Speaking of the character of Mr. Rosewater, Flush makes the same mistake that IAMMMMW made: unsympathetic characters. The difference is that in IAMMMMW, the characters could be funny - Phil Silvers' dirty-dealing character was always funny, and I still get a laugh thinking about the fist fight between the Englishman and the American he was with. So although there were no characters in IAMMMMW I definitely wanted to see get the treasure, a number of the characters still had a lovable side to them. The same can't be said for virtually all of the characters in Flush. Not only do they constantly spout off four-lettered words, they are mean, vicious, and cruel. A feeling of hostility almost seems to be pouring out of their ears. They are all so unlikable, at the end of the movie there seems to be no logic as to the fate each character gets. If the characters were rearranged to their fates, there would be no real difference. It's strange what the movie does to the two promising characters (a construction worker and a mortician), who are introduced later in the movie. Though they are not really funny, at least the actors playing them put a little life into these character, and they are not especially annoying. So what does the movie do with them? It has them written out long before the movie ends. I have to wonder if the real reason they were written out was because of budgetary concerns.

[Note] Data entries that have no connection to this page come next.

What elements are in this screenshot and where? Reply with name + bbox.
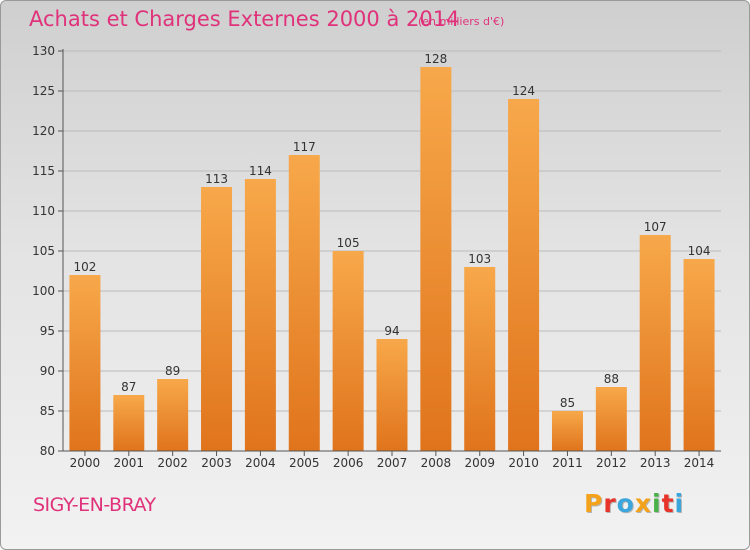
bar-value-label: 105 (337, 236, 360, 250)
commune-name: SIGY-EN-BRAY (33, 494, 156, 516)
y-tick-label: 120 (32, 124, 55, 138)
x-tick-label: 2001 (114, 456, 145, 470)
x-tick-label: 2003 (201, 456, 232, 470)
axes (58, 49, 721, 456)
y-tick-label: 85 (40, 404, 55, 418)
bar-value-label: 128 (424, 52, 447, 66)
bar (376, 339, 408, 451)
bar-value-label: 94 (384, 324, 399, 338)
bar (551, 411, 583, 451)
chart-unit-note: (en milliers d'€) (418, 15, 505, 28)
bar (595, 387, 627, 451)
x-tick-label: 2005 (289, 456, 320, 470)
x-tick-label: 2007 (377, 456, 408, 470)
logo-letter: x (634, 489, 652, 518)
bar-value-label: 85 (560, 396, 575, 410)
bar-value-label: 124 (512, 84, 535, 98)
x-tick-label: 2009 (464, 456, 495, 470)
y-tick-label: 105 (32, 244, 55, 258)
bar-value-label: 104 (688, 244, 711, 258)
y-tick-label: 110 (32, 204, 55, 218)
logo-letter: i (652, 489, 662, 518)
x-tick-label: 2000 (70, 456, 101, 470)
logo-letter: i (674, 489, 685, 518)
bar (288, 155, 320, 451)
bar (69, 275, 101, 451)
logo-letter: P (584, 489, 604, 518)
bar-value-label: 114 (249, 164, 272, 178)
bar-value-label: 117 (293, 140, 316, 154)
bar-value-label: 88 (604, 372, 619, 386)
chart-title: Achats et Charges Externes 2000 à 2014 (29, 7, 460, 31)
y-tick-label: 95 (40, 324, 55, 338)
bar-value-label: 103 (468, 252, 491, 266)
bar (508, 99, 540, 451)
x-tick-label: 2011 (552, 456, 583, 470)
x-tick-label: 2008 (421, 456, 452, 470)
y-tick-label: 90 (40, 364, 55, 378)
bar (244, 179, 276, 451)
bar-value-label: 107 (644, 220, 667, 234)
bar (464, 267, 496, 451)
bar (683, 259, 715, 451)
y-tick-label: 115 (32, 164, 55, 178)
bar-value-label: 87 (121, 380, 136, 394)
bar-value-label: 89 (165, 364, 180, 378)
bar-value-label: 102 (73, 260, 96, 274)
bar (157, 379, 189, 451)
logo-letter: r (603, 489, 617, 518)
x-tick-label: 2010 (508, 456, 539, 470)
proxiti-logo[interactable]: Proxiti (584, 489, 684, 518)
bar (332, 251, 364, 451)
x-tick-label: 2014 (684, 456, 715, 470)
y-tick-label: 80 (40, 444, 55, 458)
x-tick-label: 2012 (596, 456, 627, 470)
bar-value-label: 113 (205, 172, 228, 186)
y-tick-label: 130 (32, 44, 55, 58)
bar (201, 187, 233, 451)
x-tick-label: 2004 (245, 456, 276, 470)
logo-letter: o (616, 489, 635, 518)
bar (420, 67, 452, 451)
logo-letter: t (661, 489, 675, 518)
bars (69, 67, 715, 451)
bar (639, 235, 671, 451)
x-tick-label: 2013 (640, 456, 671, 470)
x-tick-label: 2006 (333, 456, 364, 470)
x-tick-label: 2002 (157, 456, 188, 470)
labels: 80 85 90 95 100 105 110 115 120 125 130 102 2000 87 20… (32, 44, 714, 470)
bar (113, 395, 145, 451)
y-tick-label: 125 (32, 84, 55, 98)
y-tick-label: 100 (32, 284, 55, 298)
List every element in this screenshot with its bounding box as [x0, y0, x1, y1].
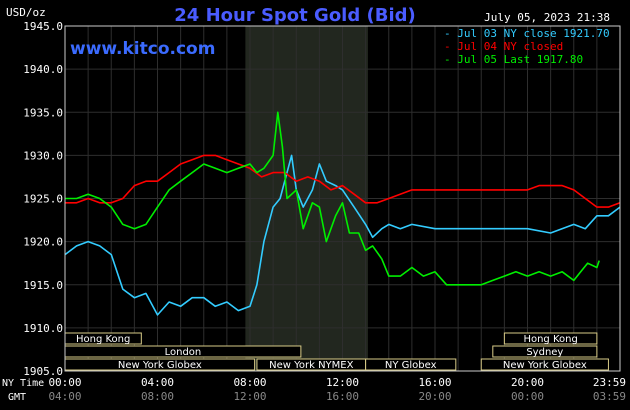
x-tick-gmt: 00:00: [511, 390, 544, 403]
legend-entry-jul03: - Jul 03 NY close 1921.70: [444, 27, 610, 40]
session-label: NY Globex: [385, 360, 437, 371]
y-axis-unit: USD/oz: [6, 6, 46, 19]
y-axis-ticks: 1945.0 1940.0 1935.0 1930.0 1925.0 1920.0 1915…: [23, 20, 63, 378]
y-tick-label: 1940.0: [23, 63, 63, 76]
session-label: New York NYMEX: [269, 360, 354, 371]
x-tick-ny: 23:59: [593, 376, 626, 389]
session-label: London: [165, 347, 202, 358]
y-tick-label: 1920.0: [23, 236, 63, 249]
y-tick-label: 1945.0: [23, 20, 63, 33]
x-tick-ny: 04:00: [141, 376, 174, 389]
x-tick-gmt: 12:00: [233, 390, 266, 403]
x-tick-ny: 12:00: [326, 376, 359, 389]
x-tick-gmt: 03:59: [593, 390, 626, 403]
legend-entry-jul05: - Jul 05 Last 1917.80: [444, 53, 583, 66]
y-tick-label: 1935.0: [23, 106, 63, 119]
x-tick-ny: 00:00: [48, 376, 81, 389]
ny-time-label: NY Time: [2, 378, 44, 389]
kitco-website: www.kitco.com: [70, 39, 215, 59]
session-label: New York Globex: [118, 360, 202, 371]
x-tick-gmt: 20:00: [418, 390, 451, 403]
x-tick-gmt: 04:00: [48, 390, 81, 403]
x-tick-gmt: 08:00: [141, 390, 174, 403]
session-label: Hong Kong: [76, 334, 130, 345]
y-tick-label: 1910.0: [23, 322, 63, 335]
y-tick-label: 1925.0: [23, 193, 63, 206]
session-label: New York Globex: [503, 360, 587, 371]
x-tick-ny: 16:00: [418, 376, 451, 389]
timestamp: July 05, 2023 21:38: [484, 11, 610, 24]
legend-entry-jul04: - Jul 04 NY closed: [444, 40, 563, 53]
session-label: Hong Kong: [523, 334, 577, 345]
chart-title: 24 Hour Spot Gold (Bid): [174, 5, 415, 26]
gmt-label: GMT: [8, 392, 26, 403]
y-tick-label: 1915.0: [23, 279, 63, 292]
y-tick-label: 1930.0: [23, 149, 63, 162]
x-tick-gmt: 16:00: [326, 390, 359, 403]
session-label: Sydney: [526, 347, 563, 358]
x-tick-ny: 08:00: [233, 376, 266, 389]
x-tick-ny: 20:00: [511, 376, 544, 389]
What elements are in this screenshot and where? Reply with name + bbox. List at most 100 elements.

Another thing I object to the characters in the movie is that they are frequently unimaginative and offensive stereotypes. An interlude in a gay bar has a guy dressed in drag and talking as precious as Rex Reed, and the Mexicans that appear when the action goes south of the border are shown as mustache-sporting overweight dimwits or as siesta-sleeping peasants in sombreros. There is some promise with the introduction of the Bulgarian hijacker, but he is just saddled with the tiresome comic device of mangling the English language ("What is fat idea?", "In game of life, I play by myself alone", and the inevitable mention of "jacking off".) Speaking of bad humor, there are an incredible number of gags to do with excrement, many provided by one of the people in the chase driving a truck full of raw sewage. The driver of this honey wagon squirts this sewage on the windshield of a pursuing car not just once, but twice in the movie, and no part of the process is hidden from our eyes.

Four paragraphs have gone by, and I haven't even got to describing the plot of the movie. As I've previously stated, it's a rip-off of IAMMMMW. In 1952, billionaire William Randolph Hughes (ha ha) placed several boxes around the American southwest, burying the first box with the instructions, "Each box has instructions to the next," with the promise of his lost fortune at the end. It's interesting that except for the first box (uncovered when Mr. Rosewater's septic tank - yeah, you guessed it -  blows up) and for one encased in a giant avocado (don't ask), the other boxes are in plain view by the people who have them in their businesses and have never opened them, even though they knew they belonged to Hughes. Unbelievable? Well, how about believing that the movie has the gall to copy the discovery-of-the-giant-"W" from IAMMMMW, substituting a giant "X" instead, and somehow manages to direct the discovery of the giant letter in the most inept fashion possible? How about production values that allow the antenna of the camera car to stick in very noticeably into the frame? A variety of bizarre "wipes" from one scene to another? An ending that doesn't feel finished? Though I have seen plenty of bad movies, I think I would have had a hard enough time believing all of this had I not seen the movie for myself.